危険を感じた知佳はさっと恭也の後ろに隠れた。


「婿殿は……あたしに逆らわねえよな?」

「いや……それはその……」

「いい度胸して――」


真雪の声が、突然止まった。


「いいかげんにしなよ、真雪。けしかけるのは、野暮ってもんだよ」


リスティの指が真雪の背に向いている。


「ぼうず……てめえ……」

「恭也、知佳。真雪は抑えておくから。とりあえず、逃げた方がいいよ」

「まさか、クロフォードに助けられるとは思わなかったぞ」


軽口を叩きながら、恭也は立ち上がり知佳を抱えると二階に逃げた。

階段を上っている時、居間から誰かの叫び声が聞こえた。








「お姉ちゃん、相変わらずだね」

「苦労したぞ、知佳がいない時にには。

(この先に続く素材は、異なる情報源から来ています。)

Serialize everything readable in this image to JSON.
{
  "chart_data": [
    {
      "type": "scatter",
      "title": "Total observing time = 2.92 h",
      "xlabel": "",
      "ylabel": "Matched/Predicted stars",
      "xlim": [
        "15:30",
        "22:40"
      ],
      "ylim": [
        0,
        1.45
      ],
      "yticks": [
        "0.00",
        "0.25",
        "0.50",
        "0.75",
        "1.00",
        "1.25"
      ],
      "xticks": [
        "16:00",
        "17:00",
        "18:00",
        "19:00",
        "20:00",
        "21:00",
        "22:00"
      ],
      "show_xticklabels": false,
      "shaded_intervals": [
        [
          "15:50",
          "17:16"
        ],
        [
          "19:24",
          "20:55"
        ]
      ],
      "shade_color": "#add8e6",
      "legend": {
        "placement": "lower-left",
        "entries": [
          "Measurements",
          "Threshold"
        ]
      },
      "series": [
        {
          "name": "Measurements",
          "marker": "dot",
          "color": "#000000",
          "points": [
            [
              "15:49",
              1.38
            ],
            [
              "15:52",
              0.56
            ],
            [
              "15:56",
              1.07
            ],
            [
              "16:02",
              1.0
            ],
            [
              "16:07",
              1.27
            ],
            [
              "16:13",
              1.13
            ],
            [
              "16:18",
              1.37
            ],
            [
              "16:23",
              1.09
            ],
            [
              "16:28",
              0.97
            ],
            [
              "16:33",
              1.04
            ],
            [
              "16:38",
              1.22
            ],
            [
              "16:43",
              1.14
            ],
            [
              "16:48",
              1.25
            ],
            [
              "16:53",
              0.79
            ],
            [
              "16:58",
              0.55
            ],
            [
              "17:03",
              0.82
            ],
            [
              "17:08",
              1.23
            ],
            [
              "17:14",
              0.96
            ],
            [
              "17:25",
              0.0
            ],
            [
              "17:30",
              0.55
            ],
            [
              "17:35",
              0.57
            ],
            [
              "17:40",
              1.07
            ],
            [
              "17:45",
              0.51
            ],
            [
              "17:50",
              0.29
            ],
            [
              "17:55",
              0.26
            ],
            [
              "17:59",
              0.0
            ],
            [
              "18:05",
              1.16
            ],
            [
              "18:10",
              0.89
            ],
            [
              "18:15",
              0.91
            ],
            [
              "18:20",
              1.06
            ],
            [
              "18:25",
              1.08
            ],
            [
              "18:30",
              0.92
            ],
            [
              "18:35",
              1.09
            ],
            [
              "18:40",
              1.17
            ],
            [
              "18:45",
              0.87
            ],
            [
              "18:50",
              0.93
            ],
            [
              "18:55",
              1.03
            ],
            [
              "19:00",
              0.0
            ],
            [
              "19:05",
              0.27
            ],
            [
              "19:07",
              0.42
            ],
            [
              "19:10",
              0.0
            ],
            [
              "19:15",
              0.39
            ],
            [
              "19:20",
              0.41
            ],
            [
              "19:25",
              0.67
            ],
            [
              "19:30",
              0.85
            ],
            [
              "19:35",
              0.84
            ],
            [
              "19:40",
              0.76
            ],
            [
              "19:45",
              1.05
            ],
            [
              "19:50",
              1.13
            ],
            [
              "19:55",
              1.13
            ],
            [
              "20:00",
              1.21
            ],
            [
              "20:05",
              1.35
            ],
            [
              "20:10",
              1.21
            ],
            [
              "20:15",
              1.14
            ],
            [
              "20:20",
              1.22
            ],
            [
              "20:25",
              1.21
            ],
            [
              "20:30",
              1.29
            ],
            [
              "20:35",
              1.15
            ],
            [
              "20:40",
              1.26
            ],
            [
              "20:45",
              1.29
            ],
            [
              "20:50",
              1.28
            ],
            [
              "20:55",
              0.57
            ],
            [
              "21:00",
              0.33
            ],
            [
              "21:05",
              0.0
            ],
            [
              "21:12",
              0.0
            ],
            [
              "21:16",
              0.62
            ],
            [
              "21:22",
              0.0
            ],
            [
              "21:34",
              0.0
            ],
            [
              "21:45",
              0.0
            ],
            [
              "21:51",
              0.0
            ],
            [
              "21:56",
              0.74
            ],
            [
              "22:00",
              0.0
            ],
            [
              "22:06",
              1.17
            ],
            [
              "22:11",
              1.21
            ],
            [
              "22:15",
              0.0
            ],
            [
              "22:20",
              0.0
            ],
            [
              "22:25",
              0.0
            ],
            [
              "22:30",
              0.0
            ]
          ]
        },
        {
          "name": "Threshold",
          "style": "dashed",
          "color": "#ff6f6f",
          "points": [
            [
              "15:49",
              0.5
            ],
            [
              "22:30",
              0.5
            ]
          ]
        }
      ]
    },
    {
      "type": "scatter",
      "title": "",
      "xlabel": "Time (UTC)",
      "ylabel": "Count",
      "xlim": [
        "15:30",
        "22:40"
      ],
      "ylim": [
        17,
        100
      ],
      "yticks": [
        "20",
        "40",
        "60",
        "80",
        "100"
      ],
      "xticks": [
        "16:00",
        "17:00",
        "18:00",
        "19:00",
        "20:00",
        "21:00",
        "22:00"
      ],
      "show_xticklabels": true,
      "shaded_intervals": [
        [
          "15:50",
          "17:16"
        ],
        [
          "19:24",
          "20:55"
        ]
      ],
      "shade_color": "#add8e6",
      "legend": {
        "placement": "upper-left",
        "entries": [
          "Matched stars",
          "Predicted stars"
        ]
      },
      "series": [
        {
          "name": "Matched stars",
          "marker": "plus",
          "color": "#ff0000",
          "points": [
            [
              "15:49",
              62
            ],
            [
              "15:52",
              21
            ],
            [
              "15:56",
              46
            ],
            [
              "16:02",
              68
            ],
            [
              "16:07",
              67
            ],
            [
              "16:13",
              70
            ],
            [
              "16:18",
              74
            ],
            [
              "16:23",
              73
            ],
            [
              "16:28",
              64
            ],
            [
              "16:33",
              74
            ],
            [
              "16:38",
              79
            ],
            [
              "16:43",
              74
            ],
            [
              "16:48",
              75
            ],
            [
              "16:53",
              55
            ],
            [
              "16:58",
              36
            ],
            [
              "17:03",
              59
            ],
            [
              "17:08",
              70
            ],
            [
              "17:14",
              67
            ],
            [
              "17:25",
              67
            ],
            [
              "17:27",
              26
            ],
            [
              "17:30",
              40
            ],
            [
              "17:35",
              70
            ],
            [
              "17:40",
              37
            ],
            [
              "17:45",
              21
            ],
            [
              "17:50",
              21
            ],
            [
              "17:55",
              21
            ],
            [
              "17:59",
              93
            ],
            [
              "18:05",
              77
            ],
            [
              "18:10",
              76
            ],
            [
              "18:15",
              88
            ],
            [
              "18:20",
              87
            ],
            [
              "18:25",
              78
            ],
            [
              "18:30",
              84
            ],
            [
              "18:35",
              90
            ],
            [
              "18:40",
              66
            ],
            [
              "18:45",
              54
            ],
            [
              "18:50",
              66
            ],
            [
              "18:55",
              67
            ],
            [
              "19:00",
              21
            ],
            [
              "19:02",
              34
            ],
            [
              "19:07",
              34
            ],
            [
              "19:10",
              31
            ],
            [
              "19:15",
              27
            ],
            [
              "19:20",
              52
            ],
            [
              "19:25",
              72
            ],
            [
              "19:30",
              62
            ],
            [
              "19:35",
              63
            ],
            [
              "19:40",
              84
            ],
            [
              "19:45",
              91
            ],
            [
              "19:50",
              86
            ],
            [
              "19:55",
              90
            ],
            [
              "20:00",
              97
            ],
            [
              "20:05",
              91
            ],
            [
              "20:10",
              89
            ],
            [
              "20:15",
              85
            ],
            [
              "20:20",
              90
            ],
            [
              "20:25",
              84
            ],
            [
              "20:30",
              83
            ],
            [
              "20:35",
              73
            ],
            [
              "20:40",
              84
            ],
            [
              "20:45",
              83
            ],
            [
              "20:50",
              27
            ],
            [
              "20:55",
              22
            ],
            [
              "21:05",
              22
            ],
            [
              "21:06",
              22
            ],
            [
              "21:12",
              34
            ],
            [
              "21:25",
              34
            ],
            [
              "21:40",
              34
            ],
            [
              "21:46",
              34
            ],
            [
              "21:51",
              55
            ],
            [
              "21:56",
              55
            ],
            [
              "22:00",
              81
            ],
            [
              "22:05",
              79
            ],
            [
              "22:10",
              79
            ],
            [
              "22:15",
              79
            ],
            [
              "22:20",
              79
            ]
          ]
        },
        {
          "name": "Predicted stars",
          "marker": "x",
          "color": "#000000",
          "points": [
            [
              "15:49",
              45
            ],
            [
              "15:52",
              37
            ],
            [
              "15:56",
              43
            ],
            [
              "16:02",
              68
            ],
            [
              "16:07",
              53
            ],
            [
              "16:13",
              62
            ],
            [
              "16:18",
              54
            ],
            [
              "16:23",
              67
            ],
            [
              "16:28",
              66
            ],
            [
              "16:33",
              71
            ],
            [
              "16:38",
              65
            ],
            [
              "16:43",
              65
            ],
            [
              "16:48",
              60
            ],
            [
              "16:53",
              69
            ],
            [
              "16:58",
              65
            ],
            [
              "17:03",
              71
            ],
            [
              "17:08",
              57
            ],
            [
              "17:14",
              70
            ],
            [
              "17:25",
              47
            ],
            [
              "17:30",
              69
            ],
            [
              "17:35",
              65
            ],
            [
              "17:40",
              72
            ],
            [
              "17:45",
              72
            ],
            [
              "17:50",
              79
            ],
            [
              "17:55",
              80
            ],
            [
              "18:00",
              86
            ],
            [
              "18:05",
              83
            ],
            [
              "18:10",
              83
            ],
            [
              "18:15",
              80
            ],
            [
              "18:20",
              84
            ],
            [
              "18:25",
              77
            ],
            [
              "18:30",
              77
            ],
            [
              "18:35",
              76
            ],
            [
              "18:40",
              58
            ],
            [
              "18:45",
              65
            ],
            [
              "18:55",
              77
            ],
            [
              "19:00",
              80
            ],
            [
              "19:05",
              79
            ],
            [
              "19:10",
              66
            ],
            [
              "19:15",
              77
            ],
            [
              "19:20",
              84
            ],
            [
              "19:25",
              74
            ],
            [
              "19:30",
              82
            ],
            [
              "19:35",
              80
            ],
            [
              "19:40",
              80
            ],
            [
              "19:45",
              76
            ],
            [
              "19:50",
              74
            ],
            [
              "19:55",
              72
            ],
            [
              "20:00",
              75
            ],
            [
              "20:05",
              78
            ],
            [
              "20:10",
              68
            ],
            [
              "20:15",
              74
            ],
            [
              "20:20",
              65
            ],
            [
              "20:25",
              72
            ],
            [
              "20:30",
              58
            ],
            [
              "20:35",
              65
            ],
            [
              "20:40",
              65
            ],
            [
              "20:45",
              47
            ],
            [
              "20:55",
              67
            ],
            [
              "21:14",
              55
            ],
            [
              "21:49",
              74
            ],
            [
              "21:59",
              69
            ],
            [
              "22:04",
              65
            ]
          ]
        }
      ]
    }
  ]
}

呼ばれるたびに俺に絡んでくるんだから」

「恭也にも義姉ちゃんになるんだから、私がいない時には仲良くしててね」

「まあ、努力はする」


逃げてきたベランダで、しばらくの沈黙。

下ではまだ、なにかやっているのだろうか。

主役の二人がいなくても、宴会だけは滞りなく進むらしい。


「本当に、逃がしてくれたみたいだな」


真雪に近い性質のリスティにしては、珍しい行動だ。

後で凄い要求をされそうだが、とりあえず今だけは感謝しておこう。


「じゃあ、せっかくだから……」



知佳の腕が、恭也の首に回される。

そのまま、二人は唇を重ねた。


「どうしたの?恭也……」

「不安だな。いきなり誰か出てきそうで……」



気配を探っても、間違いなく誰もいない。

だが、ここはさざなみ寮だ。

こういう場面を見るためなら、誰でも気配くらいは消すだろう。


「じゃあ、行こうか?」



ぱあっと知佳の背に、二対四枚の翼が広がると、二人は空に舞い上がった。

さざなみ寮は遥か下。海には夕日が沈む所だった。


「きれいでしょ?」

「そうだな……知佳の特等席だけのことはある」


昔、知佳に助けられた。

さざなみ寮に来て、そして、何故か婿になった。

色々あった、喧嘩もした。


それでも今、二人はここに、こうして一緒に夕日を眺めている。


「俺は知っての通り、朴訥で、気の回らない所はあると思うが……それでも、知佳を誰よ

りも愛してるつもりだ。つらいことがあったら、話そう。寂しく思ったら、帰ってくれ

 ばいい。俺はいつでも……知佳を思ってるから……」


強く、知佳を抱きしめる。

あの時、自分を助けてくれた「天使」はいつの間にか、腕に収まるくらいになっていた。


「離れているのに、無責任かもしれないが……愛してる」

「……いつの間にか立場が変わっちゃったね。最初は、私の方がお姉さんのはずだったの

にこんなに、頼りになっちゃって……」

「嫌か?」

「ううん。嬉しいよ……」

「『ね〜さん』がいてくれたから、今の俺がいる」


「恭也が……支えてくれたから、私は頑張れてるんだよ」

「いい関係……なのかな?」

「うん。すっごく、いい二人……」





二人は微笑って、強く抱きしめあった。

風が通り抜けていく……

天使の翼から離れた羽が、ゆっくりと舞い降りていった。